Si j’écris ce billet, c’est simplement pour mettre en garde l’intelligence du lectorat non vraiment imbu de la chose haïtienne contre la fausseté ténébreuse de ce langage éludant les vraies questions et versant dans la logorrhée facile d’une dichotomisation « tribale », ineptie loquace où, n’importe qui dit n’importe quoi, sans déceler leur propre complexe d’infériorité ethnique. Car des ethnocentristes ‘mélanophobes’ (terme que je substitue à négrophobe qui renvoie trop à la fausse et inexistante idée de race) haineux et dénigreurs de toute altérité de phénotype, fouinant l’occasion, furetant en toute circonstance, une preuve d’infériorité d’autrui justifiant l’amenuisement et le dénigrement de tous ceux qui leur sont différents, ne manqueront pas de trouver dans le type de langage de Wilson S., matière à inspiration pour leur racisme larvé, inassumé et inavoué…

Hélas ! Là où essentiellement Fanon a démasqué psychanalytiquement les racines du racisme et ses fondements langagiers et linguistiques, là où des intellectuels antiracistes de toute ethnie, ont pu faire effacer les rires de nègres idiots « nègres y a bon banania » sur les murs des métropoles occidentales, certains contemporains, un haïtien en l’occurrence, par indolence ridicule et mignardise langagière pour plaire à des secteurs obscurs voire obscurantistes, sans s’en rendre compte, réhabilitent en faraud, l’imposture raciste en lui prêtant le flanc par le langage !

Je voudrais, à ce stade de cette mise au point, demander à M. Wilson S. : Des créoles et des bossales, de quelle catégorie, il relève ? La misère matérielle infligée aux masses d’Haïti, appelant le misérabilisme discursif de certains, la lecture de la chose haïtienne se voit dénaturée, précipitée dans l’Érèbe planifiée où la pertinence de la pensée interrogeante pour l’intellection des faits, semble désormais ostracisée, prohibée !

Le changement, la seule transformation qui peut améliorer le sort des peuples totalement broyés par l’exclusion et la souffrance sera systémique et libre des hégémonies de toutes sortes ou il ne sera pas.

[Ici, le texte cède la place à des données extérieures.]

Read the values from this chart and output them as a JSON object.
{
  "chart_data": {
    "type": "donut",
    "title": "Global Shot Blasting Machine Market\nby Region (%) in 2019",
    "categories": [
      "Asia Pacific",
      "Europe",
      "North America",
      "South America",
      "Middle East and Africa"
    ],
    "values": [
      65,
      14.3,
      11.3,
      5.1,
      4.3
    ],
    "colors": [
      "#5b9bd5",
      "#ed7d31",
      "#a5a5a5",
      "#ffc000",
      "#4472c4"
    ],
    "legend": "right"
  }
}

Le changement ne viendra pas d’élections décidées, programmées, financées par les grandes puissances impérialistes se jouant des votants utilisés comme alibi de légitimité du pouvoir des politiciens élus pour appliquer les politiques exterminatrices des puissances étrangères néocolonialistes en complicité avec les élites scélérates sur place.